O tipo de estudo a ser exigido obviamente deverá seguir a legislação vigente que estabelece a necessidade ou não de Estudo de Impacto Ambiental. Todavia, poderá ser feito um maior detalhamento dos critérios, passando a considerar, além do porte do empreendimento, o seu local de inserção. Nos trechos de rio em que foi indicado que há pouca favorabilidade, se não for vetada a instalação por esse motivo, deverá ser exigido EIA mesmo que se trate de empreendimento de pequeno porte.

De acordo com os resultados deste estudo, a sub-bacia do rio Ijuí apresenta-se mais favorável à instalação de hidrelétricas, basicamente em função da degradação dos ambientes do entorno e do grande número de barramentos já instalados.

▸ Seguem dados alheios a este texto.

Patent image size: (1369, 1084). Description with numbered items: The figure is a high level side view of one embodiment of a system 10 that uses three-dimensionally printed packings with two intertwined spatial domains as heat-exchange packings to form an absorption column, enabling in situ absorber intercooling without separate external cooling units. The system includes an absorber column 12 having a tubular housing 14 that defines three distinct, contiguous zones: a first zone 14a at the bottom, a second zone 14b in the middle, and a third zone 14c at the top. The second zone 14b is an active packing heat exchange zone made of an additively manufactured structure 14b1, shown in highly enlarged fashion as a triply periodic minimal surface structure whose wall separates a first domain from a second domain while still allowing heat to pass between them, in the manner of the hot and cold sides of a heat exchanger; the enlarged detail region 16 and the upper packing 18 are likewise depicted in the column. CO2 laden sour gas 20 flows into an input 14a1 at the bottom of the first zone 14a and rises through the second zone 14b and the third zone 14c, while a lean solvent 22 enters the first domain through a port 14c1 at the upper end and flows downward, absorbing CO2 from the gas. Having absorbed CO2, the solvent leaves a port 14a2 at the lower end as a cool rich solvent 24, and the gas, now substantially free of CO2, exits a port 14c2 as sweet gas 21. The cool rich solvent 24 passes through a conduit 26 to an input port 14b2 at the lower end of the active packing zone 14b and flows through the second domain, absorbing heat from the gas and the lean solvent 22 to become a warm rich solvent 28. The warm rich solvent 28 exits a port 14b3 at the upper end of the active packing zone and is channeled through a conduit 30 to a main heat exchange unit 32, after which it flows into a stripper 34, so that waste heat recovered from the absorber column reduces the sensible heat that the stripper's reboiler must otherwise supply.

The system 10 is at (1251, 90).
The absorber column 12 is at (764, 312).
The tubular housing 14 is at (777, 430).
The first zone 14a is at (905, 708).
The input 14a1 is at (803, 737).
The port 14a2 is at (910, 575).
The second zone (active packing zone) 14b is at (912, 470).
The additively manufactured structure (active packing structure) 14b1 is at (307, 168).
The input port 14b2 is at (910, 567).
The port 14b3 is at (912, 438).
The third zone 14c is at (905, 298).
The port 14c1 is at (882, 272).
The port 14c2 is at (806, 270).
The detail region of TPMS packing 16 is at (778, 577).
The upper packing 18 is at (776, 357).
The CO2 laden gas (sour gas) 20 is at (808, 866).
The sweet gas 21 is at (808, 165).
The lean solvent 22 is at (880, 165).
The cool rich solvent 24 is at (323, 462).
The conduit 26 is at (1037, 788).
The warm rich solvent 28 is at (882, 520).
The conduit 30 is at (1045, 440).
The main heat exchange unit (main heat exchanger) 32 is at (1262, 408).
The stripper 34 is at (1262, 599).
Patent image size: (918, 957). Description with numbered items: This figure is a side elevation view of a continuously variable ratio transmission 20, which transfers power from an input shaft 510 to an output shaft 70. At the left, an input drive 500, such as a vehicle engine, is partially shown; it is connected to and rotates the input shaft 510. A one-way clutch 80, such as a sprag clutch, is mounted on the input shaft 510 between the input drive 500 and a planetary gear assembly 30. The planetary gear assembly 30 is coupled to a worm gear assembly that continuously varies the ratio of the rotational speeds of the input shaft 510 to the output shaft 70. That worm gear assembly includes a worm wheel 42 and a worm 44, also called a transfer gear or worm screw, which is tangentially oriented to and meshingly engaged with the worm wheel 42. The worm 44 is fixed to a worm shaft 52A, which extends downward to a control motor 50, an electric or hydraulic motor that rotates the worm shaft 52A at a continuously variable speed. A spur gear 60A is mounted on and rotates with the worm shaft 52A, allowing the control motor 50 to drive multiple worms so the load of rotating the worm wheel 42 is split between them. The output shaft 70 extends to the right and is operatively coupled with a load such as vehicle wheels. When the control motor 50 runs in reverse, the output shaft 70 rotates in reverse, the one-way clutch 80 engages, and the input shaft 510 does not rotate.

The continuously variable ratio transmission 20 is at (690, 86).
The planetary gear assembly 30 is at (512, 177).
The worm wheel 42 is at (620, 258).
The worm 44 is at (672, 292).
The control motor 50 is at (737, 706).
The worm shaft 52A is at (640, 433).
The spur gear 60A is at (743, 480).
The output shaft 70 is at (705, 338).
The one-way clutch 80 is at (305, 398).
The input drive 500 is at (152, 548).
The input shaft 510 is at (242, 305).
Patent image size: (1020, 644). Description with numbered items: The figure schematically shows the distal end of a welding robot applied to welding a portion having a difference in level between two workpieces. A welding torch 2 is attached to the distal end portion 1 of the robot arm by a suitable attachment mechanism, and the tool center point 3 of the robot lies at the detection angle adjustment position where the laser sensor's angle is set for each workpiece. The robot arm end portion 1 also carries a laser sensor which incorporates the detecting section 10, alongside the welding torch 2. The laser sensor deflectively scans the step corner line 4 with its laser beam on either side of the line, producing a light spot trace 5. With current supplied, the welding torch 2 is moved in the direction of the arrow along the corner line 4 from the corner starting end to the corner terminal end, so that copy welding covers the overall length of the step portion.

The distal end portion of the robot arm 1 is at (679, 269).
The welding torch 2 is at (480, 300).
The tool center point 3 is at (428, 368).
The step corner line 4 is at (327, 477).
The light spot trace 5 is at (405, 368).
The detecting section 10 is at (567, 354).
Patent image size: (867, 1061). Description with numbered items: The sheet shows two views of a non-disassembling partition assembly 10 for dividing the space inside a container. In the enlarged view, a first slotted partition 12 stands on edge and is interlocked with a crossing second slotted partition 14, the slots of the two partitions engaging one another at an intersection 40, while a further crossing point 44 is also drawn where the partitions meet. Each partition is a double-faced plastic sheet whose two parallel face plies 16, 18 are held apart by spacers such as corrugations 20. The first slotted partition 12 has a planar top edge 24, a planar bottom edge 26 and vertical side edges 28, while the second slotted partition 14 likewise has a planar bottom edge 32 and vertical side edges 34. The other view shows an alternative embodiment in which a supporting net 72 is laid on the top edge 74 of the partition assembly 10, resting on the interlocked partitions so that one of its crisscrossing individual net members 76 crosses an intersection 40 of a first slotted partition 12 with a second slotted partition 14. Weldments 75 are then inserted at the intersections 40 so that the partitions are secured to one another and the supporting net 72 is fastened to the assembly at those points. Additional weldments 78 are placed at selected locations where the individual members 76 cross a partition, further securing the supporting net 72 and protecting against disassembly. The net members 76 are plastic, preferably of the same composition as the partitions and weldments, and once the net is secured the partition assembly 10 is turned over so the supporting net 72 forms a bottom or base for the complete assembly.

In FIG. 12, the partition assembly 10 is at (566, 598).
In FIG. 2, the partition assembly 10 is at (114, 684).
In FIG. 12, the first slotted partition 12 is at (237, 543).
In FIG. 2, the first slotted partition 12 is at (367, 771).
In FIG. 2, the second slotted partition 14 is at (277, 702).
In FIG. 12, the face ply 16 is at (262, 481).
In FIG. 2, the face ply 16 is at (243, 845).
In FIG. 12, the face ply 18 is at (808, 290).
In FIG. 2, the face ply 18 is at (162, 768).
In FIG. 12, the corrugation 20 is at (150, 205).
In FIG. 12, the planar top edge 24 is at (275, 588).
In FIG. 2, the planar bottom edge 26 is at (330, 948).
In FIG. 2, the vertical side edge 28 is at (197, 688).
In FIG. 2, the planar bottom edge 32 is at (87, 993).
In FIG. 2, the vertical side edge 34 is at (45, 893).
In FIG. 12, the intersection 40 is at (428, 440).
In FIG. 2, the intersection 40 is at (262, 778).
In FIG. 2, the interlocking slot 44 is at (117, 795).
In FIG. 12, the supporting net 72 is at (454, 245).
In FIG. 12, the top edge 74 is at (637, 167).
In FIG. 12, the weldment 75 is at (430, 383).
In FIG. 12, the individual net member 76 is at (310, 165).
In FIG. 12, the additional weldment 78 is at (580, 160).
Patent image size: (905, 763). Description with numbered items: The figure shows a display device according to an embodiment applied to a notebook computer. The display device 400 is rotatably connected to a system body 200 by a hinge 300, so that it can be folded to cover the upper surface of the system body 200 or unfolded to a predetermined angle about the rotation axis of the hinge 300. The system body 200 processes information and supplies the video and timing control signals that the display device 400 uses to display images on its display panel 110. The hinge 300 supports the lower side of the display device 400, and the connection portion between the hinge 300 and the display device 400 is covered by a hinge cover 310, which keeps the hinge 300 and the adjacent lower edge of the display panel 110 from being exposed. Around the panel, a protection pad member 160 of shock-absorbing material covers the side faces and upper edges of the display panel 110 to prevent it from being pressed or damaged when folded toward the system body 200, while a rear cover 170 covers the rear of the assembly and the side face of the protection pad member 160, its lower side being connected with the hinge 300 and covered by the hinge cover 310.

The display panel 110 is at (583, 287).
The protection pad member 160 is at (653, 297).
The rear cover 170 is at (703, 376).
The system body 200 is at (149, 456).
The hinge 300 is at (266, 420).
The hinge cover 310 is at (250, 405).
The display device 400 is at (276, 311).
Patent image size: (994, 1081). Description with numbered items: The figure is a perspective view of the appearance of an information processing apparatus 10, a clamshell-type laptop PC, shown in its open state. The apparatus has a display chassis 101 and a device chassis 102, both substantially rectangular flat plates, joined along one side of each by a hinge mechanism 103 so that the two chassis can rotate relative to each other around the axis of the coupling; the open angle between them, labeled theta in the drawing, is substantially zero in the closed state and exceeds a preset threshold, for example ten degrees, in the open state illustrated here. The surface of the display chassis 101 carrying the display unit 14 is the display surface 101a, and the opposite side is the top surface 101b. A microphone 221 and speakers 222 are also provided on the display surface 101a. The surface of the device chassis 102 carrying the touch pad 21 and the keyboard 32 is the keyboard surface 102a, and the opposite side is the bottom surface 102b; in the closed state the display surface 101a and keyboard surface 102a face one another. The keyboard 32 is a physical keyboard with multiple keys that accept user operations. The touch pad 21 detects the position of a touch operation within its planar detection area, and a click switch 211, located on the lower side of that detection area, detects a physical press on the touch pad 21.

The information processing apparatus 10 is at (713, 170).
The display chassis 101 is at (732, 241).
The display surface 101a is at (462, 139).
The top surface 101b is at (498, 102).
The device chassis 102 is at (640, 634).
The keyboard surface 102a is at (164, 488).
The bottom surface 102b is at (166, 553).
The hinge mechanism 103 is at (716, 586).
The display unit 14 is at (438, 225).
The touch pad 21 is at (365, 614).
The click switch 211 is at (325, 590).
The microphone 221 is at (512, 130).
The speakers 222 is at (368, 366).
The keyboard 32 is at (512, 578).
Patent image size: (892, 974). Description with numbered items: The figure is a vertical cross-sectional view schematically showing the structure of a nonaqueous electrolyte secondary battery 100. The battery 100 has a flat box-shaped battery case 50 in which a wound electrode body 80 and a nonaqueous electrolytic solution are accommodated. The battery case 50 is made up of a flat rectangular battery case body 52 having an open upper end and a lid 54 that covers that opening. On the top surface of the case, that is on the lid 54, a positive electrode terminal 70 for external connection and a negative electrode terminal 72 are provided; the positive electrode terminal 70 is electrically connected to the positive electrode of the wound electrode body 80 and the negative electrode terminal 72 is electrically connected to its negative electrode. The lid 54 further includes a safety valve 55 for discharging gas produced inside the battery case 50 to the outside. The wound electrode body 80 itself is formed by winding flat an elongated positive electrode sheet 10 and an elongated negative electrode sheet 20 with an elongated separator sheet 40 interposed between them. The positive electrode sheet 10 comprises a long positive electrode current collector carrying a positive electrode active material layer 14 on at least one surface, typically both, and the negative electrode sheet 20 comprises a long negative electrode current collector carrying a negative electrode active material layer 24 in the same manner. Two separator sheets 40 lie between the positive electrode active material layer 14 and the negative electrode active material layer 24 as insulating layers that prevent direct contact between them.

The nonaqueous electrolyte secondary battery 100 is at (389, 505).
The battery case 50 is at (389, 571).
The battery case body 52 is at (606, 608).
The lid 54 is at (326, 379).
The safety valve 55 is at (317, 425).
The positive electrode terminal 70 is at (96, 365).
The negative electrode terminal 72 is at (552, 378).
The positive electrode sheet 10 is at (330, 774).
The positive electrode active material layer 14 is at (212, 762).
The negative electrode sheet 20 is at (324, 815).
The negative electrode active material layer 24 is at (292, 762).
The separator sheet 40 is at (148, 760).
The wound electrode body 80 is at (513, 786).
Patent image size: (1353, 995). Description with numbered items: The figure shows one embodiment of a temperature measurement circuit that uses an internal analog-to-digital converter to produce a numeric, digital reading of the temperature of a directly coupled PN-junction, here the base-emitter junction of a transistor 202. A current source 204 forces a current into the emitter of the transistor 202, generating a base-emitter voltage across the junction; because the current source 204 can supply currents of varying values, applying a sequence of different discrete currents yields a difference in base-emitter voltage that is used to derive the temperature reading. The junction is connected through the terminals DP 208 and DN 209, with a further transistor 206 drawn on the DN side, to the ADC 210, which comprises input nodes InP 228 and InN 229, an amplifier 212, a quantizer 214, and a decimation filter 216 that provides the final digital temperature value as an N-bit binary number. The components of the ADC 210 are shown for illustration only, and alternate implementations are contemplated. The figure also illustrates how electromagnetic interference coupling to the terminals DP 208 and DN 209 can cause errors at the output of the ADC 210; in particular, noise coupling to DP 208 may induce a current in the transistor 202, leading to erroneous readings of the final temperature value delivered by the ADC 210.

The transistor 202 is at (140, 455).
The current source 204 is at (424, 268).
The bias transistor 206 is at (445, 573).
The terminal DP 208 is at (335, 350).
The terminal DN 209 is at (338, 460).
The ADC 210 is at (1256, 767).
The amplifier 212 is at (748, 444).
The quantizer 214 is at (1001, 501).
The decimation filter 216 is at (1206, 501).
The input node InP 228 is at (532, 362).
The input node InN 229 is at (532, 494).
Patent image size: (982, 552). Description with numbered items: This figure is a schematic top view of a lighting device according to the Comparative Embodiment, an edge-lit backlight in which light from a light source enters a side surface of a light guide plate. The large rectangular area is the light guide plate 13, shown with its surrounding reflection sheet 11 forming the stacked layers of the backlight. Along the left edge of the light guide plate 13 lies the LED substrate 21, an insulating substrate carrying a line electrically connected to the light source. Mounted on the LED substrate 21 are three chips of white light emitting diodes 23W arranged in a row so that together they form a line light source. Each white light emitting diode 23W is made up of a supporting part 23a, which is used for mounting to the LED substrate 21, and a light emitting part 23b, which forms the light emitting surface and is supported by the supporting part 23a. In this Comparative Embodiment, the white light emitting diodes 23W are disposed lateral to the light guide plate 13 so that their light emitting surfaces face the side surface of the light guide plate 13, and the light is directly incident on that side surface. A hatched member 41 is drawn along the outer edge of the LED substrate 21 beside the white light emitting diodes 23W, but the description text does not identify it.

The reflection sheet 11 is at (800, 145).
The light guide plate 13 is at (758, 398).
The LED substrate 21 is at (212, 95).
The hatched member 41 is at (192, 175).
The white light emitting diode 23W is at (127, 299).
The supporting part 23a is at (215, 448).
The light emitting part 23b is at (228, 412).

Os rios Icamaquã e Piratinim, de forma diferente, mantém íntegros grande parte dos seus ambientes. Considerando os resultados obtidos e o critério de manutenção de rios livre, indicado pela Comissão Mundial de Barragens, esses dois rios são apontados como áreas importantes para a conservação. Ao se preservar os rios Icamaquã e Piratinim pretende-se garantir a conservação de dois tipos distintos de rios que possibilitem a manutenção de processos ecossistêmicos naturais como a dinâmica de nutrientes, a zonação natural de hábitats ao longo de seus cursos e a dinâmica das populações de organismos aquáticos silvestres, incluindo a migração de espécies de peixes. Sugere-se ainda que através de ato do poder público, ambas bacias sejam consideradas como patrimônio de relevante importância ecológica do estado do Rio Grande do Sul, merecendo cuidados especiais na conservação da integridade de seus ambientes e processos ecológicos.

A sub-bacia com ambientes mais preservados certamente é a do rio Butuí, conseqüência do padrão menos intenso de exploração dos recursos naturais observado na região. Em função disso e ainda de outros fatores, como a presença da Reserva Biológica do banhado do São Donato, essa é a sub-bacia que apresenta menor favorabilidade à implantação de empreendimentos hidrelétricos, sendo vetada integralmente a instalação de barramentos de qualquer tipo.